Impulsive force is a force of large magnitude that acts over a short time interval. In practice, vehicles and cranes are subjected to impulsive loads. In this chapter, the response of the single-degree-of freedom system with or without damping subjected to impulsive loads is considered. The concept of response spectrum, which is a very useful tool in the design, is also illustrated. Structural engineers are familiar with the analysis of structures for static loads in which a load is applied to the structure and a single solution is obtained for the resulting displacements and member forces. When considering the analysis of structures for dynamic loads, the term dynamic simply means “time-varying.” Hence, the loading and all aspects of the response vary with time. This results in possible solutions at each instant during the time interval under consideration. From an engineering standpoint, the maximum values of the structural response are usually the ones of particular interest, especially when considering the case of structural design. Two different approaches, which are characterized as either deterministic or nondeterministic, can be used for evaluating the structural response to dynamic loads.
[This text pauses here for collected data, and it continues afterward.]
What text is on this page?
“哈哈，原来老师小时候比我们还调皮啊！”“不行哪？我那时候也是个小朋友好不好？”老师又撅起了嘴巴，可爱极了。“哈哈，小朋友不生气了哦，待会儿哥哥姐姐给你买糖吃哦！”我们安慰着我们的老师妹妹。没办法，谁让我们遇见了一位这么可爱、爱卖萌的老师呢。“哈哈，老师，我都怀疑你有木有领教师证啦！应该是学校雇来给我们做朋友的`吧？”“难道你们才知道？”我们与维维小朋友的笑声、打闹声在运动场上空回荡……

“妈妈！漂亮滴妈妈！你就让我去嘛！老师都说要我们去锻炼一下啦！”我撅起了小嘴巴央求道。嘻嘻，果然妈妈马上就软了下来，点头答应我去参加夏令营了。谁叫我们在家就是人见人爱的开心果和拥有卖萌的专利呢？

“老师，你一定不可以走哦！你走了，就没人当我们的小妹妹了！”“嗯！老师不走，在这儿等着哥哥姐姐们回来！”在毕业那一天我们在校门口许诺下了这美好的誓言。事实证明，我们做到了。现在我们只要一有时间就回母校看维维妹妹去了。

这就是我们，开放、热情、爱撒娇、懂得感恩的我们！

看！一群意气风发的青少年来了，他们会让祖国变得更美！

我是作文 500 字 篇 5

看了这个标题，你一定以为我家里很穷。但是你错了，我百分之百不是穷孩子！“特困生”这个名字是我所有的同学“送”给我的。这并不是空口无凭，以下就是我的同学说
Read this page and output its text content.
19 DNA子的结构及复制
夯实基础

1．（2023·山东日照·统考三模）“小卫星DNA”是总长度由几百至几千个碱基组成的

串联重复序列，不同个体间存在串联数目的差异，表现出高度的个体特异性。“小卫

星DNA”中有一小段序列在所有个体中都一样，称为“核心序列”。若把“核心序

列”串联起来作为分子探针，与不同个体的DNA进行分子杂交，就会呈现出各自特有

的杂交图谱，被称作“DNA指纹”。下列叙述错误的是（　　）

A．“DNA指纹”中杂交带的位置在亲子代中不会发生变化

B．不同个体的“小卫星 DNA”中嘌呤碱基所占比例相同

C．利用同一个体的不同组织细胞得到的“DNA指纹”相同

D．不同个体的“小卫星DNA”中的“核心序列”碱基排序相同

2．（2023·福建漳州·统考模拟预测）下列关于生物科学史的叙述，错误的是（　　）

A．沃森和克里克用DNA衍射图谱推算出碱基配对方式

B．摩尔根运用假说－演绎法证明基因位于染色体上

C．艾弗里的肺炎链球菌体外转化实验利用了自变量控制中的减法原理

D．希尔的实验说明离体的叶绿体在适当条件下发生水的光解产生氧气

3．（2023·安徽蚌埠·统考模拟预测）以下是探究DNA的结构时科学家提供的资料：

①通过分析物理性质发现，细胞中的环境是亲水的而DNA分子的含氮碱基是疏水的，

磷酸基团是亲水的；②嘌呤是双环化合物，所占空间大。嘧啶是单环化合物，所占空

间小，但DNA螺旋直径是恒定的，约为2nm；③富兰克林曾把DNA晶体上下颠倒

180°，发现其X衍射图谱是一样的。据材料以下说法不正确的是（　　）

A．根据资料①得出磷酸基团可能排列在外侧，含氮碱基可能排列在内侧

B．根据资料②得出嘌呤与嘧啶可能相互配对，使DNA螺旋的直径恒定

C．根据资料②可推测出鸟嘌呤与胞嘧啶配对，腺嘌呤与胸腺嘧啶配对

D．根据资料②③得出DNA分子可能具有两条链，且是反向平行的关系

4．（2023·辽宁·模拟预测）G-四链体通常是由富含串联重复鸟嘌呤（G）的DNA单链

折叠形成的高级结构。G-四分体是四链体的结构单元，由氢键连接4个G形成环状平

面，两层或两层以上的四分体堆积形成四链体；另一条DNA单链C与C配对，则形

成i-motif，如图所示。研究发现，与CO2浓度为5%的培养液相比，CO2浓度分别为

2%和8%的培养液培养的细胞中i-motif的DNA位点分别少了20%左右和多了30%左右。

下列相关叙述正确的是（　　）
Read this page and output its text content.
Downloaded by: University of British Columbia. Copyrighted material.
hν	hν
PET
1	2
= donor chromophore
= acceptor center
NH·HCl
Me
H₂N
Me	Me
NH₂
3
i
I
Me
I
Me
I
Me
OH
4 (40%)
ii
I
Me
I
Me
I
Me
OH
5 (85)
If the time variation of the loading is fully known, the analysis of the structural response is referred to as a deterministic analysis. This is the case even if the loading is highly oscillatory or irregular in character. The analysis leads to a time history of the displacements in the structure corresponding to the prescribed time history of the loading. Other response parameters such as member forces and relative member displacements are then determined from the displacement history. If the time variation of the dynamic load is not completely known but can be defined in a statistical sense, the loading is referred to as a random dynamic loading, and the analysis is referred to as nondeterministic. The nondeterministic analysis provides information about the displacements in a statistical sense, which results from the statistically defined loading. Hence, the time variation of the displacements is not determined, and other response parameters must be evaluated directly from an independent nondeterministic analysis rather than from the displacement results. Methods for nondeterministic analysis are described in books on random vibration.